The trend in Latin America will be for the growth of labour and popular struggles in the heat of the economic crisis and the implementation of the different variants of adjustment that these governments will apply. To the advancement of the political deterioration and to new expressions of crisis, for both governments of the centre left as well as the liberal right.

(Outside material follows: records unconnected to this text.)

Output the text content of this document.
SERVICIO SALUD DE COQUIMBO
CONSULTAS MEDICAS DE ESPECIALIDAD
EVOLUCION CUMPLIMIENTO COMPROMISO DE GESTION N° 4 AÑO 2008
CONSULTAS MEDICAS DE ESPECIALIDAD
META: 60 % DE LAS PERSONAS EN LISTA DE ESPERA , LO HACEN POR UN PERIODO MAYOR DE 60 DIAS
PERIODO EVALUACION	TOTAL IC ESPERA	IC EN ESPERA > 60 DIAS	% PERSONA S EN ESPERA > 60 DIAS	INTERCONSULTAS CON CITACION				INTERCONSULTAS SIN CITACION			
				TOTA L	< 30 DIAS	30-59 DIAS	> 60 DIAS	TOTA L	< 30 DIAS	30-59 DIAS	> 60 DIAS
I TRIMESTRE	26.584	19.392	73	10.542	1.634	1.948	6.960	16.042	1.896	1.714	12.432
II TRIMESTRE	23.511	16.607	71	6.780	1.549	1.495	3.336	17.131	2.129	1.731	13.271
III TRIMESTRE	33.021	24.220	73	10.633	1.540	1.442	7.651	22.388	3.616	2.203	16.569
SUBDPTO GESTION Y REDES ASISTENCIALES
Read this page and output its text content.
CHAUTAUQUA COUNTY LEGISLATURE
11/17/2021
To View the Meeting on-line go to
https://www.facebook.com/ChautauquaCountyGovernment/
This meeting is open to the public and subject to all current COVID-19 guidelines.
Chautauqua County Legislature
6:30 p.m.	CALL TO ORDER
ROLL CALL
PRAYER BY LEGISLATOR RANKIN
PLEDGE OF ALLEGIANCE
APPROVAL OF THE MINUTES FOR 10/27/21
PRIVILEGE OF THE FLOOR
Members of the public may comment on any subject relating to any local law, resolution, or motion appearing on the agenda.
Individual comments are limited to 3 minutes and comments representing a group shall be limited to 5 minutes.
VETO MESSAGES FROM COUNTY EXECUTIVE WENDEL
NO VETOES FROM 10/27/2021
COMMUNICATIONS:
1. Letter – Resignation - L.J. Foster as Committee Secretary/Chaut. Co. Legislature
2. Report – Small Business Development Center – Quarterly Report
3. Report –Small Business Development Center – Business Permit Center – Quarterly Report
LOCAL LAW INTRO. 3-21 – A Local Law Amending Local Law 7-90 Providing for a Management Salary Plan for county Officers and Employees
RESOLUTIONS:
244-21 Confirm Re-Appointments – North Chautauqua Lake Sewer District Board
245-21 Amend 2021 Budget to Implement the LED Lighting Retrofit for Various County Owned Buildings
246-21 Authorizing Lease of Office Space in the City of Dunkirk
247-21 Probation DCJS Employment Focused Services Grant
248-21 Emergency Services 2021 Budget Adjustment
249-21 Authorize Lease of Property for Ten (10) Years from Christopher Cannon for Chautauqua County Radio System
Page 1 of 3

The struggles against the adjustment and plundering will continue
The governments in Latin America will be still forced to apply different variants of adjustments against the workers, peasants and the people. Under pressure from the multinationals and imperialism in their need to balance their crisis in the metropolises, they will seek to increase the plundering of countries and peoples of Latin America. In this sense, they will continue to increase a counter-offensive of the multinationals and the financial capital to keep on imposing their plans. The fall in international prices, except for oil, will also lower the inflow of foreign currency to these capitalist governments that are imposing the variable of adjustment on its education and health workers, affecting these fundamental issues, weakening transportation and all essential services to the masses. This will poke more fuel to the fire in the struggle in Latin America. It will lead to greater social confrontation and ever increasing weakening of governments and regimes, both centre-left and liberal right. It will continue combining labour struggles, through strikes, with peasant, indigenous, student and popular mobilizations. Already the Peruvian people faced and defeated the Conga mining project. In Argentina, thousands were mobilized against the proposed mega mining project headed by the Canadian Barrick Gold. Also in Bolivia indigenous people expelled the Canadian mining transnational South American Silver. It will be on the agenda, then, the fight against the plundering projects of the multinationals, against the payment of the foreign debt, against the consequences of rising inflation and deteriorating living standards, for emergency wage increases and mobilizations in defence of education and health, in the perspective of the emergence of new political alternatives for workers and the people in face of the failure of the governments of bourgeois populism, which prepare a new failure to the expectations of millions in Latin America.